Célèbre rapport qui fit couler beaucoup d’encre. Une analyse sur la durée et un constat : le recul de la position française sur le marché international au profit des pays anglo-saxons. Un déplacement que cette étude tente de comprendre au-delà du cadre national.

— Éditeur : Jacqueline Chambon, Nîmes / Artprice
— Collection : Rayon art
— Année : 2002
— Format : 22,50 x 15,50 cm
— Illustrations : aucune
— Pages : 270
— Langue : français
— ISBN : 2-87711-245-4
— Prix : 23 €

Introduction
par Alain Quemin (pp. 9-14)

Si le commerce international de l’art n’est pas un fait récent (Hoog et Hoog, 1991), ce qui caractérise le marché de l’art contemporain depuis la fin des années 1960 est le fait que celui-ci ne fonctionne plus comme une juxtaposition de marchés nationaux communiquant plus ou moins bien entre eux, mais comme un marché mondial (Moulin, 2000). Loin d’être marginaux ou périphériques aux marchés nationaux, les échanges internationaux se trouvent désormais au cœur même du marché.

Alors qu’au XIXe siècle et durant toute la première moitié du siècle, la première place sur le marché et dans le monde de l’art alors contemporain était tenue par la France, le rôle leader en matière de marché et de choix esthétiques lui a ensuite été ravi par les États-Unis (Guilbaut, 1988; Cohen-Solal, 2000). Si, au début des années 1950, Paris occupait encore la première place mondiale sur le marché de l’art, les commissaires-priseurs parisiens vendant alors des biens à Drouot pour un montant équivalent à celui des deux grandes maisons de ventes Christie’s et Sotheby’s réunies (Quemin, 1997 et 1999), dix ans plus tard, le marché de l’art s’était déplacé vers le monde anglo-saxon. Le rachat de l’Américain Parke-Bernet par la firme britannique Sotheby’s en 1964 vint encore renforcer la supériorité des Anglo-Saxons sur le marché mondial de l’art. Peut-être ne s’agit-il pas d’un simple hasard du calendrier : ce rachat qui devait encore accentuer le déclin du marché français eut lieu la même année que la consécration pour la première fois d’un artiste américain, Robert Rauschenberg, à la Biennale de Venise.

Plus préoccupant encore, de nombreux acteurs du monde de l’art contemporain considèrent que, depuis lors et encore récemment, la France a continué de perdre du terrain, d’autres pays jouant, comme les États-Unis, un rôle plus important dans la formulation des choix artistiques et, en particulier, dans la consécration des artistes de premier plan.
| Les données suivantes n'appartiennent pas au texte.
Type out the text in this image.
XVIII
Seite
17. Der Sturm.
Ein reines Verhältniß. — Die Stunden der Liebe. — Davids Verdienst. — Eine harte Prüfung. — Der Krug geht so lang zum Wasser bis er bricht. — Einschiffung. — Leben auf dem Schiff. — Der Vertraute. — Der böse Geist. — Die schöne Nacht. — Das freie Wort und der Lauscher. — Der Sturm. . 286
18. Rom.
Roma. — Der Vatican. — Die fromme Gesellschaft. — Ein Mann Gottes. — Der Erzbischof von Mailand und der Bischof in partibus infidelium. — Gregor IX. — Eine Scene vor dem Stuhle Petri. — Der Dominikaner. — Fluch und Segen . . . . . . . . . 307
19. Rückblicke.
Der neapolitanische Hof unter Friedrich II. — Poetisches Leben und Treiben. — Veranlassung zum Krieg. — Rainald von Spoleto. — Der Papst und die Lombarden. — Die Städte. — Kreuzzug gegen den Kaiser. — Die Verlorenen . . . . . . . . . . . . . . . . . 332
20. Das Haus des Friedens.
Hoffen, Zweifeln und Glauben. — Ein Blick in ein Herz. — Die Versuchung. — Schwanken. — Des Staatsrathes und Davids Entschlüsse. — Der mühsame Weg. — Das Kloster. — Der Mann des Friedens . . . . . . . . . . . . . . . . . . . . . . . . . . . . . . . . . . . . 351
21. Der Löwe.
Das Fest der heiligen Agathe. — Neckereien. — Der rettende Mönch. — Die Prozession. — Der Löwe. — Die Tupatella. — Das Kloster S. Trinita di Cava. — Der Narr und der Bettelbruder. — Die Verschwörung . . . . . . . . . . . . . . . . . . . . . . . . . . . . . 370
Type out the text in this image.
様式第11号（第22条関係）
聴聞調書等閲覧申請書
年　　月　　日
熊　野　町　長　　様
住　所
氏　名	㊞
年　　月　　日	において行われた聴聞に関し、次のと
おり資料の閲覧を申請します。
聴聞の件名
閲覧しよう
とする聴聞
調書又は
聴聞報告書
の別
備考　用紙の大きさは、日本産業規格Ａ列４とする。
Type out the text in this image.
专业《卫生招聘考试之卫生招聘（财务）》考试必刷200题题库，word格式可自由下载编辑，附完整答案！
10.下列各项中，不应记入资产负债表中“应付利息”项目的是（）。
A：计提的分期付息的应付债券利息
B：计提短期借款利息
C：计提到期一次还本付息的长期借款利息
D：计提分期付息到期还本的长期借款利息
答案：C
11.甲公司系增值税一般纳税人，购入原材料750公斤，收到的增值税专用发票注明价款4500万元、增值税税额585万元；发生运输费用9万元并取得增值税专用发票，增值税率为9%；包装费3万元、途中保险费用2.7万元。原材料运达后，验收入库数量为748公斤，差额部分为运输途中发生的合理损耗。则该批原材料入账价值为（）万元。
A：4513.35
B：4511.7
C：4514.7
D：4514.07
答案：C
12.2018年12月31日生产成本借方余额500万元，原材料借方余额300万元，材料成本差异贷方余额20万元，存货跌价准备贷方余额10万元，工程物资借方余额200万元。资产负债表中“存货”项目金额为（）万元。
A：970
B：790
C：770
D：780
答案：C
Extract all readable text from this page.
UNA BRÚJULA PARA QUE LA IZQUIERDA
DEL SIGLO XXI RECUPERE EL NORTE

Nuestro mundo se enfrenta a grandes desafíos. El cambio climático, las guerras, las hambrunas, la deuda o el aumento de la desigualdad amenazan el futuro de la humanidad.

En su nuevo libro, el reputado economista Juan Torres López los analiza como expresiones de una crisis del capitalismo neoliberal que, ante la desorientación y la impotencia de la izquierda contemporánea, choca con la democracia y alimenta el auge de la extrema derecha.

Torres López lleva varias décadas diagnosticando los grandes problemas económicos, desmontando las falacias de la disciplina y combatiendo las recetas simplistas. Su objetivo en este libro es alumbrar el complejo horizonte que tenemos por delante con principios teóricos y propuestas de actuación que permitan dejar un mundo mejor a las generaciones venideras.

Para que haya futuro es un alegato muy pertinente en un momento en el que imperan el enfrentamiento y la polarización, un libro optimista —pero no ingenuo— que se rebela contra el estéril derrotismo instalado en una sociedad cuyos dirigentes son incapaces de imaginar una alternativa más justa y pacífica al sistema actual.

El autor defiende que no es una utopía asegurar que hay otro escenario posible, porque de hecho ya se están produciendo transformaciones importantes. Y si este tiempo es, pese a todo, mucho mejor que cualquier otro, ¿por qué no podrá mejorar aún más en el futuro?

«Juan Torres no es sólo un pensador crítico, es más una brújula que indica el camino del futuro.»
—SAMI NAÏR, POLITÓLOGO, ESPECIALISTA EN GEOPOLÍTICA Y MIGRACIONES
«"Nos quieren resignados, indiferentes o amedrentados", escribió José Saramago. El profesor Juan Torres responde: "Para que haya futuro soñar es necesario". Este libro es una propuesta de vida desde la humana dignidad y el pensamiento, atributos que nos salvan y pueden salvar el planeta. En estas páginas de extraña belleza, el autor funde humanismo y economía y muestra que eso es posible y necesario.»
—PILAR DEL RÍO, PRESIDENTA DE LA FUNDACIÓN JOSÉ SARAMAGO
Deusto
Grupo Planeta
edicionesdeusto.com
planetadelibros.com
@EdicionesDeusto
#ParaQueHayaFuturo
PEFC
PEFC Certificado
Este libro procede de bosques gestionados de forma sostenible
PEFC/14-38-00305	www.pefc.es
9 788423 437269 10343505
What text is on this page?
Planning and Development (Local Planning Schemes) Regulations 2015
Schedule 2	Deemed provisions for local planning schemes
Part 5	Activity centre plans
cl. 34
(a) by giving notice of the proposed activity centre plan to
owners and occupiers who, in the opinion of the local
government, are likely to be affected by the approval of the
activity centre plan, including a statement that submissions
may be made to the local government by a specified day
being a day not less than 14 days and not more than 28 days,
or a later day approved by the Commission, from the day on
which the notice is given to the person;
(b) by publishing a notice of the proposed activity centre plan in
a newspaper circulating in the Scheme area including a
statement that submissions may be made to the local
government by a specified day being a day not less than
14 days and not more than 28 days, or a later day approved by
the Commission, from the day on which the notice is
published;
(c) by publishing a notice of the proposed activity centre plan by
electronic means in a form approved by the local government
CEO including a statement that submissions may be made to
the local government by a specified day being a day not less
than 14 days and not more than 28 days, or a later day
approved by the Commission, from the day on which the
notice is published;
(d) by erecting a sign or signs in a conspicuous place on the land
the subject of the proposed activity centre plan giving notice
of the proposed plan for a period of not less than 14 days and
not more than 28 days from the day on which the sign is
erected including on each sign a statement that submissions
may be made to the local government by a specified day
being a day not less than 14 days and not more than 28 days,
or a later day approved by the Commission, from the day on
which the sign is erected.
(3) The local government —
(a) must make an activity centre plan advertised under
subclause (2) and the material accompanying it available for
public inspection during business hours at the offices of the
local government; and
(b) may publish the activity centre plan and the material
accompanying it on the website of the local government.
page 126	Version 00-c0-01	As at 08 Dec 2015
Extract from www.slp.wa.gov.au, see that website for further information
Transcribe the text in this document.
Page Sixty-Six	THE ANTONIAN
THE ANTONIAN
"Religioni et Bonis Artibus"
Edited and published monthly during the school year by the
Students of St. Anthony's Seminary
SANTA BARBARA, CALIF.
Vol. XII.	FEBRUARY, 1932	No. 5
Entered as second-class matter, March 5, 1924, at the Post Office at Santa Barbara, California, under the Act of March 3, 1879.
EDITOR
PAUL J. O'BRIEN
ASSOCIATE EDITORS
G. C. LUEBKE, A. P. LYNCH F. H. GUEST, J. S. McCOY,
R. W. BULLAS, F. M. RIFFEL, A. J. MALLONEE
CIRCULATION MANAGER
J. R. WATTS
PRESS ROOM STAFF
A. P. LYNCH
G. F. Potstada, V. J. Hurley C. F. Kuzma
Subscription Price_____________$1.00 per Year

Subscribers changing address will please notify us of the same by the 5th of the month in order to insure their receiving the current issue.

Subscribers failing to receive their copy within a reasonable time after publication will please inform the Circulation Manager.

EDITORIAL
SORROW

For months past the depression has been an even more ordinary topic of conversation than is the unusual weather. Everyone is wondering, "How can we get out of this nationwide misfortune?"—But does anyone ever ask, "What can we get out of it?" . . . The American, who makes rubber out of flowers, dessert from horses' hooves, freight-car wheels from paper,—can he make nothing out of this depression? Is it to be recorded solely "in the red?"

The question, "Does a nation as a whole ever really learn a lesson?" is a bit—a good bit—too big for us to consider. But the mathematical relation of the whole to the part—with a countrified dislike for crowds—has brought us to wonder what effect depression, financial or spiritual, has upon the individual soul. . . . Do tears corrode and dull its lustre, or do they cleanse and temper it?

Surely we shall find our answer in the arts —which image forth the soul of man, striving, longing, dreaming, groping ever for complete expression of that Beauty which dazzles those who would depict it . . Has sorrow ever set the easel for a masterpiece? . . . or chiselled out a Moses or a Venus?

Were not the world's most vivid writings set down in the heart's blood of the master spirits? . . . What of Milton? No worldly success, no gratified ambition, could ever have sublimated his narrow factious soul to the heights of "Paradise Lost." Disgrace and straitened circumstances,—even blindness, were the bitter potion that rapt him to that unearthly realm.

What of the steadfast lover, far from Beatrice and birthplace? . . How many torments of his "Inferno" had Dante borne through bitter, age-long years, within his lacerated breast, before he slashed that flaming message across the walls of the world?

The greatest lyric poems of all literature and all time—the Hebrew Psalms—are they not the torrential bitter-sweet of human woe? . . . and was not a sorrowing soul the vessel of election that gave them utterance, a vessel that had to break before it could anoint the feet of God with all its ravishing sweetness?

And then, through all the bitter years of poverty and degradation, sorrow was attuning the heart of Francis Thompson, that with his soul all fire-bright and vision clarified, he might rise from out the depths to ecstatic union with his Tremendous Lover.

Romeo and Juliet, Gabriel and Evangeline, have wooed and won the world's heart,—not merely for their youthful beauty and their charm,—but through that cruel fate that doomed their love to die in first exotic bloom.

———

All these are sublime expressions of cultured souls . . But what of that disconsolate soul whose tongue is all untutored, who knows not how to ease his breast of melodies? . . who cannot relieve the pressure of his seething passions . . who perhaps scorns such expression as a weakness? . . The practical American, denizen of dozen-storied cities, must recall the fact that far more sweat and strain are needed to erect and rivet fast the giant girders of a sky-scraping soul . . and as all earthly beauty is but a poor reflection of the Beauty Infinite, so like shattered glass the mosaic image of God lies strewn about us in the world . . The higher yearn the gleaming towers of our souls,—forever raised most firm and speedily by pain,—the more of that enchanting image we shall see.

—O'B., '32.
Dans la mesure où le marché de l’art en général et le marché de l’art contemporain en particulier apparaissent désormais clairement internationaux, le recul de la position française pose problème. Une telle situation a d’ailleurs sans doute motivé les pouvoirs publics, soucieux d’obtenir des éléments d’information et d’analyse sur le rôle des pays prescripteurs en matière d’art contemporain. Ainsi, en avril 2000, la Direction générale de la Coopération Internationale et du Développement du ministère des Affaires Étrangères passait-elle la commande d’un rapport de recherche qui allait être publié en juin 2001 sous le titre Le rôle des pays prescripteurs sur le marché et dans le monde de l’art contemporain (Quemin, 2001).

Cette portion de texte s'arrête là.